I had begun to feel twinges of pain in one of my thighs and, although I tried at first to ignore it, I knew that this marked the onset of an ineffably painful, recurring condition caused by trapped nerves somewhere in my lower back. So, acting as swiftly and decisively as NHS procedure allows, I secured an appointment with my GP to get an appointment with the physiotherapist.
The therapist, a friendly, chatty bloke, was not the one I had seen before so he was obliged to start again with the diagnosis. He had a way of theorising out loud while he prodded, poked and twisted me. Theories are not what you want to hear when you are in pain. I wanted to say “Just tell me what’s wrong and fix it please” but I suspected he was well-intentioned so I kept quiet and tried politely to follow the technicalities of his procedure instead. His diagnosis, once reached, still sounded disappointingly tentative; but he prescribed some exercises, offered me a crib-sheet full of matchstick-man diagrams and sent me limping on my way.
Friends discovering my dilemma were generous with their sympathy and advice. Some had similar stories to tell and could even recommend pharmaceutical products to ease pain and inflammation (alcohol doesn’t work). To clarify all this advice I went back to the doctor for a prescription. While writing it he told me that, in his opinion, physiotherapists are not necessarily good at treating lower back problems and that I should consider seeing a chiropractor instead. At the time I was in too much distress to remonstrate with him – I was desperate to get to the chemist’s – but perhaps I shall take it up with him one day.
But control of pain does not equal cure of the condition so I buckled down to the exercises.

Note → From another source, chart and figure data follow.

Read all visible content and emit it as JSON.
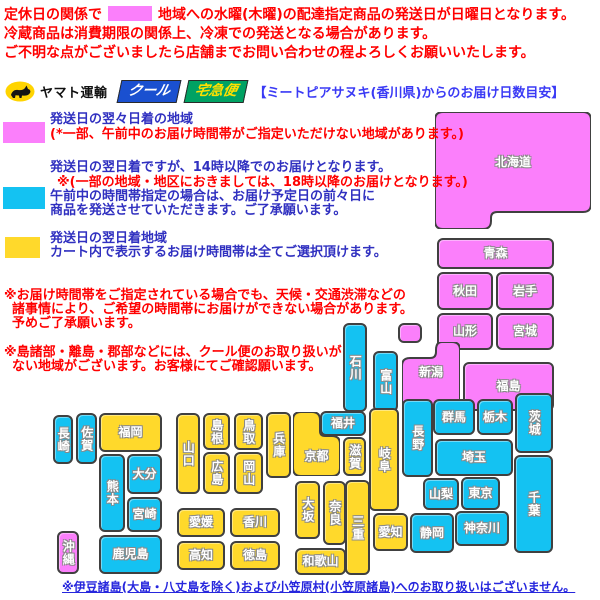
{
  "notice": {
    "line1_pre": "定休日の関係で",
    "line1_post": "地域への水曜(木曜)の配達指定商品の発送日が日曜日となります。",
    "line2": "冷蔵商品は消費期限の関係上、冷凍での発送となる場合があります。",
    "line3": "ご不明な点がございましたら店舗までお問い合わせの程よろしくお願いいたします。"
  },
  "logo": {
    "company": "ヤマト運輸",
    "cool": "クール",
    "takkyubin": "宅急便",
    "heading": "【ミートピアサヌキ(香川県)からのお届け日数目安】"
  },
  "legend": {
    "magenta_title": "発送日の翌々日着の地域",
    "magenta_note": "(*一部、午前中のお届け時間帯がご指定いただけない地域があります。)",
    "cyan_line1": "発送日の翌日着ですが、14時以降でのお届けとなります。",
    "cyan_note": "※(一部の地域・地区におきましては、18時以降のお届けとなります。)",
    "cyan_line2": "午前中の時間帯指定の場合は、お届け予定日の前々日に",
    "cyan_line3": "商品を発送させていただきます。ご了承願います。",
    "yellow_title": "発送日の翌日着地域",
    "yellow_line2": "カート内で表示するお届け時間帯は全てご選択頂けます。"
  },
  "notes": {
    "note1_line1": "※お届け時間帯をご指定されている場合でも、天候・交通渋滞などの",
    "note1_line2": "諸事情により、ご希望の時間帯にお届けができない場合があります。",
    "note1_line3": "予めご了承願います。",
    "note2_line1": "※島諸部・離島・郡部などには、クール便のお取り扱いが",
    "note2_line2": "ない地域がございます。お客様にてご確認願います。"
  },
  "footer": "※伊豆諸島(大島・八丈島を除く)および小笠原村(小笠原諸島)へのお取り扱いはございません。",
  "map": {
    "colors": {
      "2days": "#fb7ffb",
      "next14": "#14c2f2",
      "next": "#ffd92b"
    },
    "prefectures": [
      {
        "id": "hokkaido",
        "label": "北海道",
        "zone": "2days",
        "shape": "hokkaido",
        "x": 435,
        "y": 112,
        "w": 156,
        "h": 117,
        "lx": 435,
        "ly": 153,
        "lw": 156
      },
      {
        "id": "aomori",
        "label": "青森",
        "zone": "2days",
        "orient": "h",
        "x": 437,
        "y": 238,
        "w": 117,
        "h": 31
      },
      {
        "id": "akita",
        "label": "秋田",
        "zone": "2days",
        "orient": "h",
        "x": 437,
        "y": 272,
        "w": 56,
        "h": 38
      },
      {
        "id": "iwate",
        "label": "岩手",
        "zone": "2days",
        "orient": "h",
        "x": 496,
        "y": 272,
        "w": 58,
        "h": 38
      },
      {
        "id": "yamagata",
        "label": "山形",
        "zone": "2days",
        "orient": "h",
        "x": 437,
        "y": 313,
        "w": 56,
        "h": 37
      },
      {
        "id": "miyagi",
        "label": "宮城",
        "zone": "2days",
        "orient": "h",
        "x": 496,
        "y": 313,
        "w": 58,
        "h": 37
      },
      {
        "id": "sado",
        "label": "",
        "zone": "2days",
        "orient": "h",
        "x": 398,
        "y": 323,
        "w": 24,
        "h": 20
      },
      {
        "id": "niigata",
        "label": "新潟",
        "zone": "2days",
        "shape": "niigata",
        "x": 402,
        "y": 342,
        "w": 58,
        "h": 70,
        "lx": 402,
        "ly": 363,
        "lw": 58
      },
      {
        "id": "fukushima",
        "label": "福島",
        "zone": "2days",
        "orient": "h",
        "x": 463,
        "y": 362,
        "w": 91,
        "h": 49
      },
      {
        "id": "ishikawa",
        "label": "石川",
        "zone": "next14",
        "orient": "v",
        "x": 343,
        "y": 323,
        "w": 24,
        "h": 89
      },
      {
        "id": "toyama",
        "label": "富山",
        "zone": "next14",
        "orient": "v",
        "x": 373,
        "y": 351,
        "w": 25,
        "h": 61
      },
      {
        "id": "nagano",
        "label": "長野",
        "zone": "next14",
        "orient": "v",
        "x": 402,
        "y": 399,
        "w": 31,
        "h": 78
      },
      {
        "id": "gunma",
        "label": "群馬",
        "zone": "next14",
        "orient": "h",
        "x": 433,
        "y": 399,
        "w": 42,
        "h": 36
      },
      {
        "id": "tochigi",
        "label": "栃木",
        "zone": "next14",
        "orient": "h",
        "x": 477,
        "y": 399,
        "w": 36,
        "h": 36
      },
      {
        "id": "ibaraki",
        "label": "茨城",
        "zone": "next14",
        "orient": "v",
        "x": 515,
        "y": 393,
        "w": 38,
        "h": 60
      },
      {
        "id": "saitama",
        "label": "埼玉",
        "zone": "next14",
        "orient": "h",
        "x": 435,
        "y": 439,
        "w": 78,
        "h": 37
      },
      {
        "id": "yamanashi",
        "label": "山梨",
        "zone": "next14",
        "orient": "h",
        "x": 423,
        "y": 478,
        "w": 36,
        "h": 32
      },
      {
        "id": "tokyo",
        "label": "東京",
        "zone": "next14",
        "orient": "h",
        "x": 461,
        "y": 477,
        "w": 39,
        "h": 33
      },
      {
        "id": "chiba",
        "label": "千葉",
        "zone": "next14",
        "orient": "v",
        "x": 514,
        "y": 455,
        "w": 39,
        "h": 98
      },
      {
        "id": "kanagawa",
        "label": "神奈川",
        "zone": "next14",
        "orient": "h",
        "x": 455,
        "y": 511,
        "w": 54,
        "h": 35
      },
      {
        "id": "shizuoka",
        "label": "静岡",
        "zone": "next14",
        "orient": "h",
        "x": 410,
        "y": 513,
        "w": 44,
        "h": 40
      },
      {
        "id": "fukui",
        "label": "福井",
        "zone": "next14",
        "orient": "h",
        "x": 320,
        "y": 411,
        "w": 46,
        "h": 25
      },
      {
        "id": "kyoto",
        "label": "京都",
        "zone": "next",
        "shape": "kyoto",
        "x": 293,
        "y": 412,
        "w": 47,
        "h": 64,
        "lx": 293,
        "ly": 447,
        "lw": 47
      },
      {
        "id": "shiga",
        "label": "滋賀",
        "zone": "next",
        "orient": "v",
        "x": 343,
        "y": 437,
        "w": 23,
        "h": 39
      },
      {
        "id": "gifu",
        "label": "岐阜",
        "zone": "next",
        "orient": "v",
        "x": 369,
        "y": 408,
        "w": 30,
        "h": 103
      },
      {
        "id": "aichi",
        "label": "愛知",
        "zone": "next",
        "orient": "h",
        "x": 373,
        "y": 513,
        "w": 35,
        "h": 38
      },
      {
        "id": "mie",
        "label": "三重",
        "zone": "next",
        "orient": "v",
        "x": 345,
        "y": 480,
        "w": 25,
        "h": 95
      },
      {
        "id": "osaka",
        "label": "大坂",
        "zone": "next",
        "orient": "v",
        "x": 295,
        "y": 481,
        "w": 25,
        "h": 58
      },
      {
        "id": "nara",
        "label": "奈良",
        "zone": "next",
        "orient": "v",
        "x": 323,
        "y": 481,
        "w": 23,
        "h": 64
      },
      {
        "id": "wakayama",
        "label": "和歌山",
        "zone": "next",
        "orient": "h",
        "x": 295,
        "y": 548,
        "w": 51,
        "h": 27
      },
      {
        "id": "hyogo",
        "label": "兵庫",
        "zone": "next",
        "orient": "v",
        "x": 266,
        "y": 412,
        "w": 25,
        "h": 66
      },
      {
        "id": "tottori",
        "label": "鳥取",
        "zone": "next",
        "orient": "v",
        "x": 234,
        "y": 413,
        "w": 29,
        "h": 37
      },
      {
        "id": "okayama",
        "label": "岡山",
        "zone": "next",
        "orient": "v",
        "x": 234,
        "y": 452,
        "w": 29,
        "h": 42
      },
      {
        "id": "shimane",
        "label": "島根",
        "zone": "next",
        "orient": "v",
        "x": 203,
        "y": 413,
        "w": 27,
        "h": 37
      },
      {
        "id": "hiroshima",
        "label": "広島",
        "zone": "next",
        "orient": "v",
        "x": 203,
        "y": 452,
        "w": 27,
        "h": 42
      },
      {
        "id": "yamaguchi",
        "label": "山口",
        "zone": "next",
        "orient": "v",
        "x": 176,
        "y": 413,
        "w": 24,
        "h": 81
      },
      {
        "id": "kagawa",
        "label": "香川",
        "zone": "next",
        "orient": "h",
        "x": 230,
        "y": 508,
        "w": 50,
        "h": 29
      },
      {
        "id": "tokushima",
        "label": "徳島",
        "zone": "next",
        "orient": "h",
        "x": 230,
        "y": 541,
        "w": 50,
        "h": 29
      },
      {
        "id": "ehime",
        "label": "愛媛",
        "zone": "next",
        "orient": "h",
        "x": 177,
        "y": 508,
        "w": 48,
        "h": 29
      },
      {
        "id": "kochi",
        "label": "高知",
        "zone": "next",
        "orient": "h",
        "x": 177,
        "y": 541,
        "w": 48,
        "h": 29
      },
      {
        "id": "fukuoka",
        "label": "福岡",
        "zone": "next",
        "orient": "h",
        "x": 99,
        "y": 413,
        "w": 63,
        "h": 39
      },
      {
        "id": "saga",
        "label": "佐賀",
        "zone": "next14",
        "orient": "v",
        "x": 76,
        "y": 413,
        "w": 21,
        "h": 51
      },
      {
        "id": "nagasaki",
        "label": "長崎",
        "zone": "next14",
        "orient": "v",
        "x": 53,
        "y": 415,
        "w": 20,
        "h": 49
      },
      {
        "id": "oita",
        "label": "大分",
        "zone": "next14",
        "orient": "h",
        "x": 127,
        "y": 454,
        "w": 35,
        "h": 40
      },
      {
        "id": "kumamoto",
        "label": "熊本",
        "zone": "next14",
        "orient": "v",
        "x": 99,
        "y": 454,
        "w": 26,
        "h": 78
      },
      {
        "id": "miyazaki",
        "label": "宮崎",
        "zone": "next14",
        "orient": "h",
        "x": 127,
        "y": 497,
        "w": 35,
        "h": 35
      },
      {
        "id": "kagoshima",
        "label": "鹿児島",
        "zone": "next14",
        "orient": "h",
        "x": 99,
        "y": 535,
        "w": 63,
        "h": 39
      },
      {
        "id": "okinawa",
        "label": "沖縄",
        "zone": "2days",
        "orient": "v",
        "x": 57,
        "y": 531,
        "w": 22,
        "h": 43
      }
    ]
  }
}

They require the adoption of two basic positions; one is lying on your belly on the floor and the other is lying on your back on the floor. Thus I was given an opportunity to see my world from an unusual perspective for extended periods of time. The face-down position gave me un-looked-for opportunities to inspect the carpet and make resolve to get the vacuum cleaner out (as soon as I felt up to it). Meanwhile I learnt not to inhale too sharply. The face-up position seemed only to lead to paranoid speculation about ceilings falling in on top of me.

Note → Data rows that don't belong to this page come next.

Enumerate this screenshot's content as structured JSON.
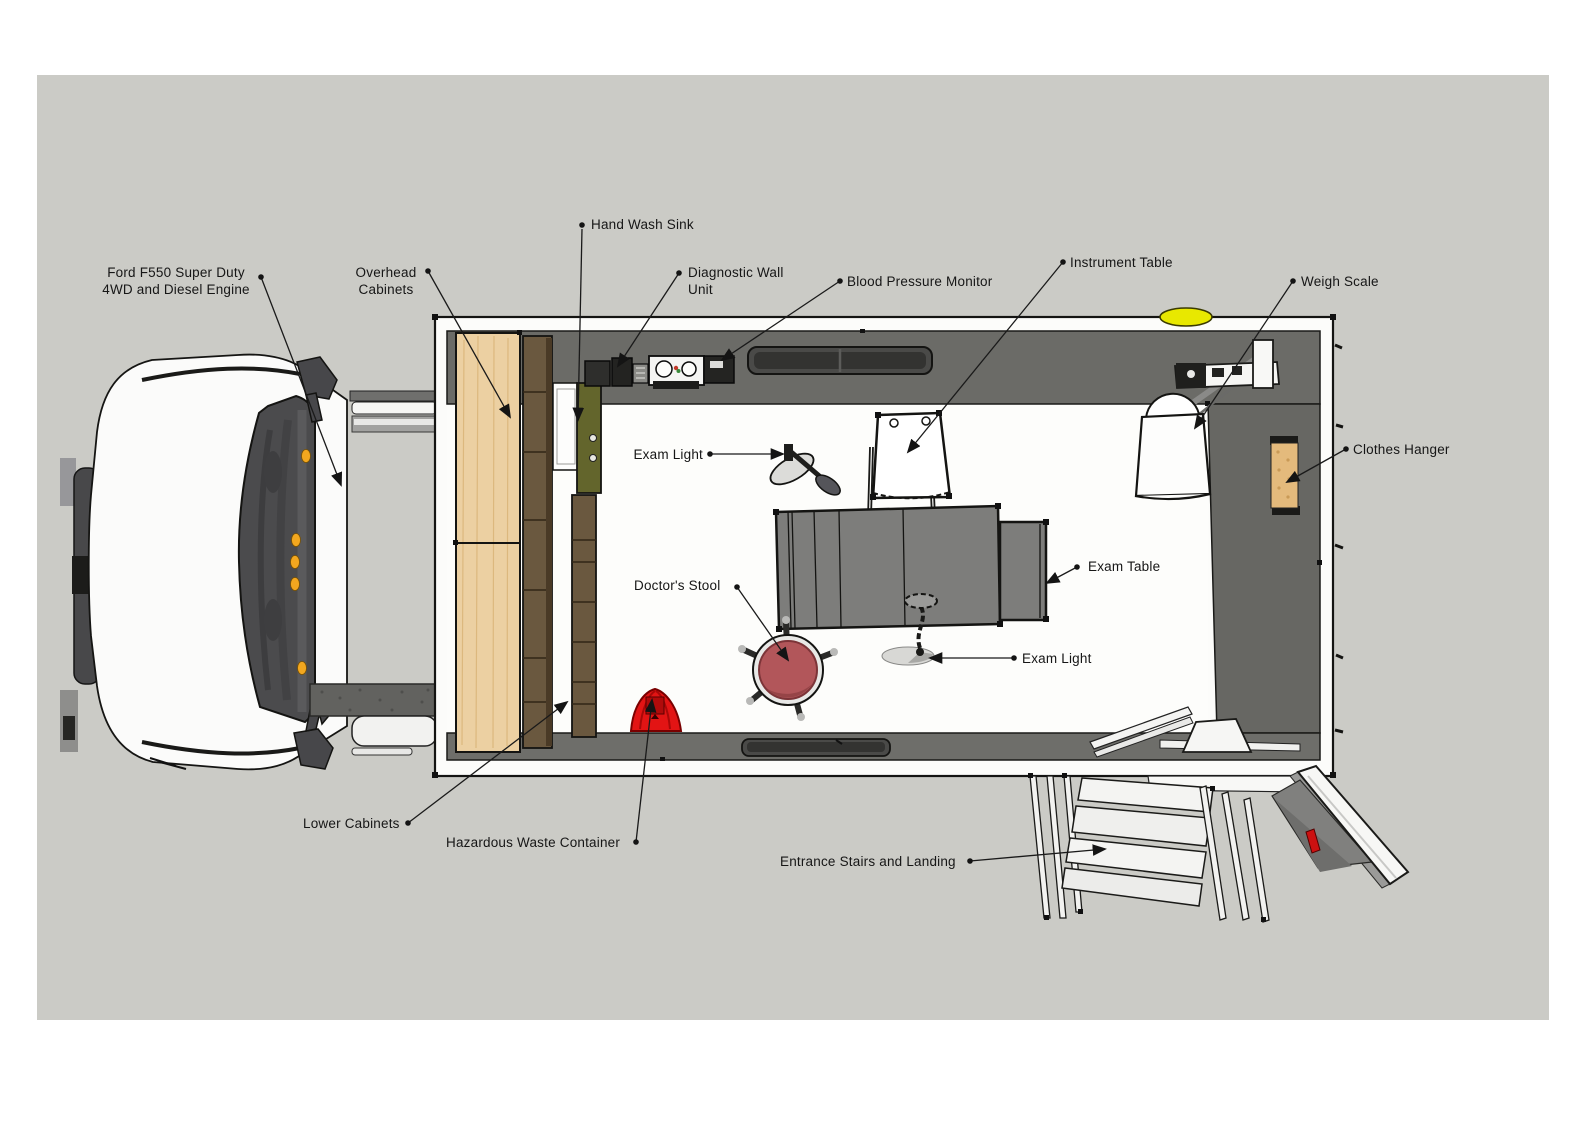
{
  "diagram_title": "",
  "annotations": [
    {
      "id": "ford-f550",
      "text": "Ford F550 Super Duty\n4WD and Diesel Engine"
    },
    {
      "id": "overhead-cabinets",
      "text": "Overhead\nCabinets"
    },
    {
      "id": "hand-wash-sink",
      "text": "Hand Wash Sink"
    },
    {
      "id": "diagnostic-wall-unit",
      "text": "Diagnostic Wall\nUnit"
    },
    {
      "id": "blood-pressure-monitor",
      "text": "Blood Pressure Monitor"
    },
    {
      "id": "instrument-table",
      "text": "Instrument Table"
    },
    {
      "id": "weigh-scale",
      "text": "Weigh Scale"
    },
    {
      "id": "clothes-hanger",
      "text": "Clothes Hanger"
    },
    {
      "id": "exam-light-left",
      "text": "Exam Light"
    },
    {
      "id": "exam-table",
      "text": "Exam Table"
    },
    {
      "id": "doctors-stool",
      "text": "Doctor's Stool"
    },
    {
      "id": "exam-light-center",
      "text": "Exam Light"
    },
    {
      "id": "lower-cabinets",
      "text": "Lower Cabinets"
    },
    {
      "id": "hazardous-waste-container",
      "text": "Hazardous Waste Container"
    },
    {
      "id": "entrance-stairs",
      "text": "Entrance Stairs and Landing"
    }
  ],
  "colors": {
    "canvas_background": "#cbcbc6",
    "wall_interior": "#6a6a66",
    "floor": "#fdfdfb",
    "overhead_cabinet_wood": "#ecd0a2",
    "lower_cabinet_wood": "#6a583f",
    "sink_unit_olive": "#63652c",
    "exam_table_gray": "#7d7d7b",
    "stool_red": "#b2565a",
    "hazard_red": "#e21414",
    "roof_light_yellow": "#e8e800",
    "clothes_hanger_tan": "#e4ba7c",
    "leader_line": "#1a1a1a"
  }
}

One day, whilst rolling awkwardly from the face-up to the face-down position without twisting my vertebrae in the process, I got a close-up view of the bottom shelf of a bookcase. It contains, as a sort of ballast, all those weighty tomes which prevent the bookcase from becoming top-heavy and falling over. I hadn’t seen them for years; in fact, some of them, I swear, I have never seen before. Such a one was Paul Theroux’s The Happy Isles of Oceania – a big, fat hardback of 540 pages. While I was down there I pulled it from the shelf, dusted it off and decided that, in my reduced state of health, it would be an ideal lightweight read.
I discovered quite quickly, however, that reading this book presented some unforeseen difficulties. Because the only reading position I could adopt for any reasonable length of time was lying on the floor, flat on my back, I imagined that (apart from the possibility of the ceiling falling down on me) holding a heavy book above my face could risk further medical complications; the onset of conditions such as acute readers’ wrist, book-luggers’ elbow, frozen shoulder or even a poke in the eye with a hard-back. Nothing against Paul Theroux, but I promptly returned the book to its hiding place and reached instead for my trusty e-reader. It weighs just 280 grams and requires only one hand to hold it and turn the pages. The rest, as they say, is ballast.
Thigh pain is nothing to laugh at - especially if you've left the hernia truss at home.